You really have two answers and you know your family best.

One is go and have fun. Its a party and if for some weird reason not attached to being in the wedding itself. Go and enjoy being with family. No fuss, no drama, just dinner.

Or you decline, you aren't in the wedding party and so wouldn't feel comfortable at the dinner.

No matter what go and enjoy the wedding! She might be married to this "jerk" for the next 30+ years and at least you celebrated their union with them and didn't cause waves. I'm sorry your daughter was left out...that hurts. Hugs!!

3 moms found this helpful


answers from Norfolk on

It's a rehearsal dinner for people who will be participating in the wedding.
If none of you are part of the wedding party is makes no sense for you to go to the rehearsal/dinner.
I'd call the parents (rsvp) and explain your confusion and then politely decline the invite.

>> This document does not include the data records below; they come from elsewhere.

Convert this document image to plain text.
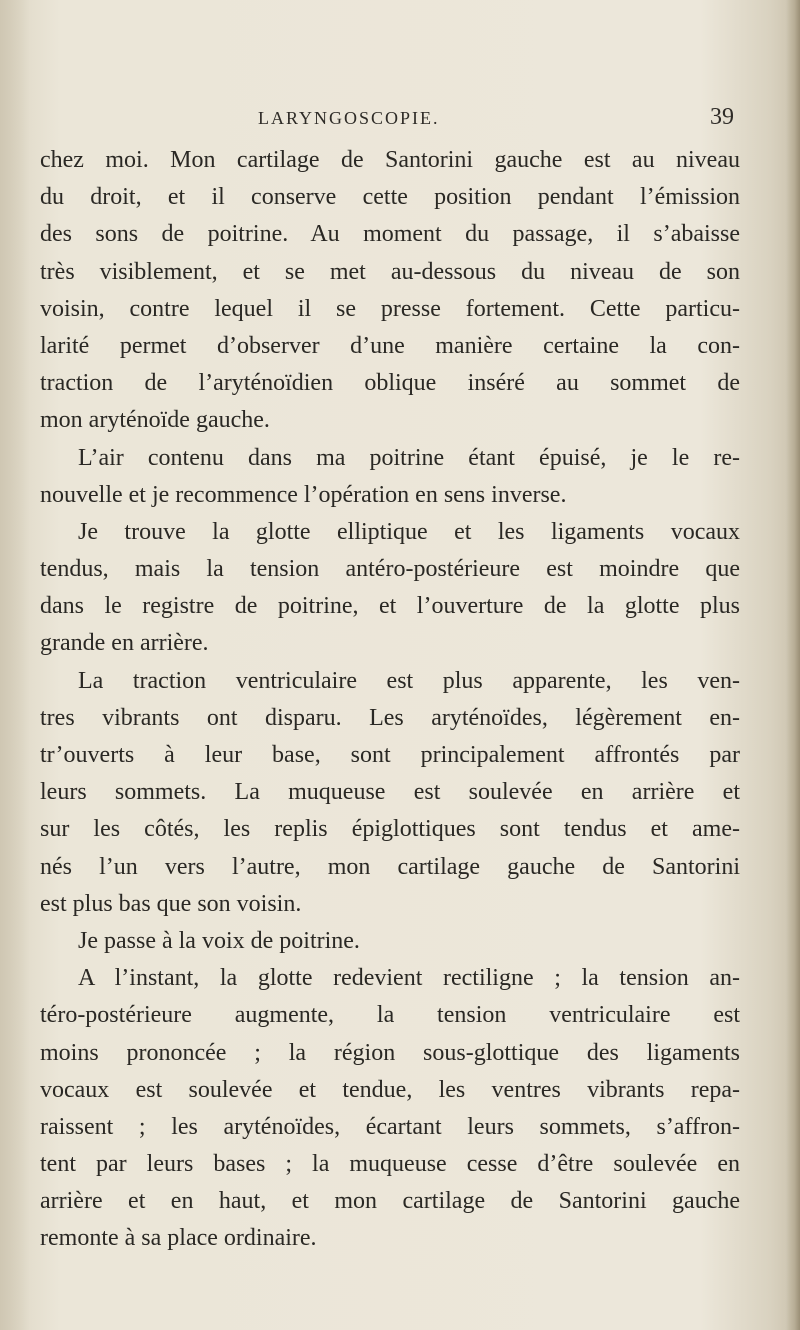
LARYNGOSCOPIE.	39
chez moi. Mon cartilage de Santorini gauche est au niveau
du droit, et il conserve cette position pendant l’émission
des sons de poitrine. Au moment du passage, il s’abaisse
très visiblement, et se met au-dessous du niveau de son
voisin, contre lequel il se presse fortement. Cette particu-
larité permet d’observer d’une manière certaine la con-
traction de l’aryténoïdien oblique inséré au sommet de
mon aryténoïde gauche.
L’air contenu dans ma poitrine étant épuisé, je le re-
nouvelle et je recommence l’opération en sens inverse.
Je trouve la glotte elliptique et les ligaments vocaux
tendus, mais la tension antéro-postérieure est moindre que
dans le registre de poitrine, et l’ouverture de la glotte plus
grande en arrière.
La traction ventriculaire est plus apparente, les ven-
tres vibrants ont disparu. Les aryténoïdes, légèrement en-
tr’ouverts à leur base, sont principalement affrontés par
leurs sommets. La muqueuse est soulevée en arrière et
sur les côtés, les replis épiglottiques sont tendus et ame-
nés l’un vers l’autre, mon cartilage gauche de Santorini
est plus bas que son voisin.
Je passe à la voix de poitrine.
A l’instant, la glotte redevient rectiligne ; la tension an-
téro-postérieure augmente, la tension ventriculaire est
moins prononcée ; la région sous-glottique des ligaments
vocaux est soulevée et tendue, les ventres vibrants repa-
raissent ; les aryténoïdes, écartant leurs sommets, s’affron-
tent par leurs bases ; la muqueuse cesse d’être soulevée en
arrière et en haut, et mon cartilage de Santorini gauche
remonte à sa place ordinaire.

It's not to punish anyone for none of you not being in the wedding party but simply decline because you have no purpose in being there.
You certainly don't want to discuss any of this at the rehearsal/dinner - so you are avoiding drama and being polite in declining.
In short - declining is doing everyone a favor - regardless if anyone else sees it that way.

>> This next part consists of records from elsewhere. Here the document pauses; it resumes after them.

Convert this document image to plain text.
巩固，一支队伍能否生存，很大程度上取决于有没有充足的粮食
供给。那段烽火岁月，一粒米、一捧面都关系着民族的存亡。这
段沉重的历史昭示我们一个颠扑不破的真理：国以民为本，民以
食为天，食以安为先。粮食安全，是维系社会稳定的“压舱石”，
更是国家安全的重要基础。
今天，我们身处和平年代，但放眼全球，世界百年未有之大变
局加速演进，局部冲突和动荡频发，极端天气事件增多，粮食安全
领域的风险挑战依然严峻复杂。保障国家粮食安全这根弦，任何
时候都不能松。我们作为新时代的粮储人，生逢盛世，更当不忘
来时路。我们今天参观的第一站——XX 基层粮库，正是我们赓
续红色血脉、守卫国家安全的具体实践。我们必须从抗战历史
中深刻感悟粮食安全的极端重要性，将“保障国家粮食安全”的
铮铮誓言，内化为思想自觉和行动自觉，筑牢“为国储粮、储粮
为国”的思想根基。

My 30th anniversary is coming up in a few weeks.
I wasn't aware that the rehearsal dinner had morphed into more of a meet and mingle free for all.
Between wedding shower(s), rehearsal, wedding and reception not to mention other holidays during the normal course of a year - it would be a bit much for me to be gathering to see family this often but most people enjoy these things more than I do.
If you want to go then go - if you don't want to then don't.

2 moms found this helpful


answers from Tyler on

Okay, so I dove deep and read much of your backstory to get an idea of your daughter's age and family dynamic. For this event, just buy your daughter a couple of nice outfits, go to the rehearsal dinner and the wedding, be family and put this behind you. Your niece will be part of your family forever, this Tom dude probably won't make it 5 years. And send a nice gift, your daughter's graduation is around the corner.
Now, on to some major advice: stop stressing out so much about your daughter's feelings! She will get her feelings hurt, that is life. Start teaching her appropriate coping skills for handling hurt, rejection, fear. That is what parenting is about. It is SOOOOO hard, but this is the meat of parenting. I say this from experience and my daughters are now grown and gone and well adjusted after cheer drama, social media drama, party rejection drama, everything you have stressed about. Stress is a normal, perfectly reasonable reaction from a mother, but you must teach your daughter's how to cope successfully. You can do this! You sound like a very loving, attentive mother and I feel your intention is well placed. This could be a perfect time to rise above the awkward dynamic and show your daughter how a true lady deals with an uncomfortable situation. YOU GOT THIS!